The episode aired the following week and was met with praise as audiences declared it one of the best yet.
So what is the lesson nested in this comically juvenile, last-ditch effort?
Perhaps that procrastination and delirium are an easy combination hack for creativity, but this wouldn't be entirely true. Or maybe, not to worry too much about deadlines because you'll always find a way to meet them when s*** hits this fan, but this is not always the case.
Sometimes we feel inspired and creative.
Sometimes we feel focused and productive.
Sometimes we feel lazy and fatigued.
Cycling between these different moods is a daily juggling act that every human being engages.
But we still have to work despite how we feel. We still have to produce some sort of value that earns us that paycheck. This is simply a fact of life.
The key then, as knowledge workers, is not to fight these moods or feelings that we are bound to experience but learn to work with them instead.
Because the coronavirus pandemic has awakened so many to the benefits of remote work, it's up to us—the ones entrusted with the privilege of working from home, to optimize our workflows in order to maximize the value we add to our team and company.
You're not always going to feel like mindlessly responding to that long list of overdue emails and sometimes you shouldn't. If you wake up after a great night of REM sleep and a hot cup of extra strong coffee, maybe knock out those emails. If you wake up a little groggy but are feeling more creative than usual, sit down and start writing or work on those designs you've been struggling with. If you wake up exhausted and fatigued, go back to sleep—maybe read something helpful or inspiring when you get up.

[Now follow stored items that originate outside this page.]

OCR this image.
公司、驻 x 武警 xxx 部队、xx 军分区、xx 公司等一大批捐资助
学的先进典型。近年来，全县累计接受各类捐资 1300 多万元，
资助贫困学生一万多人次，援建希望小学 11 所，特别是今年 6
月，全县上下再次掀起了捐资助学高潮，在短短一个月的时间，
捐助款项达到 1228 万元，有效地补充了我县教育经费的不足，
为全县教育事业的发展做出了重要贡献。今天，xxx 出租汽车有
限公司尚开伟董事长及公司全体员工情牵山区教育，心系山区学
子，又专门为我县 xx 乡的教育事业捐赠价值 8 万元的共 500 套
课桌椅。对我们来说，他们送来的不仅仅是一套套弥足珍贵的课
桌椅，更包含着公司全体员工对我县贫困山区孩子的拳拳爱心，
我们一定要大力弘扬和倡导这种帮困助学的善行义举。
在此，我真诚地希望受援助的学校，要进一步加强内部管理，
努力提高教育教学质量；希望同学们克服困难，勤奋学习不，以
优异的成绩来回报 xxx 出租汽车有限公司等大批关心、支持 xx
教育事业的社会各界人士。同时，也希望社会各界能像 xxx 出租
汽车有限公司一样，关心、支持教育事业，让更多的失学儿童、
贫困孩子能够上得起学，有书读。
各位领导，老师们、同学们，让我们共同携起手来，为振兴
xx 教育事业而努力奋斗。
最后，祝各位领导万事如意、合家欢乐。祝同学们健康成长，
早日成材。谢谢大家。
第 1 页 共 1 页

Here are some basic recommendations for the type of work you should do based on how you feel:
Feeling Creative? W.I.D
Feeling Tired? R.R.R
Feeling Focused? B.O.T
Just like the TV writers exemplified, there are ways for us to hack into certain neurological states of mind, although staying up all night is not one that I recommend. Exercise, diet, supplements, and meditation are four well-known tools for manipulating our central nervous systems in order to achieve the feelings we desire. But instead of merely hacking your way into a mindset, be advantageous with the one you're currently in. Do the work that most aligns with the way you feel. Work with your mind and body.
At Sprinter, we are a 100% remote team so it's rare that we are all in the same state at the same time (pun intended). We see this as a feature not a bug however, because it allows us the flexibility to tackle the tasks our current mindset is best suited for while still asynchronously moving together towards our common goal. While the lack of forced structure may seem like a barrier to our collective productivity, we've found that it not only enhances individual effectiveness, but also significantly increases our enjoyment in the work we do.
This is how we help ordinary people do extraordinary work.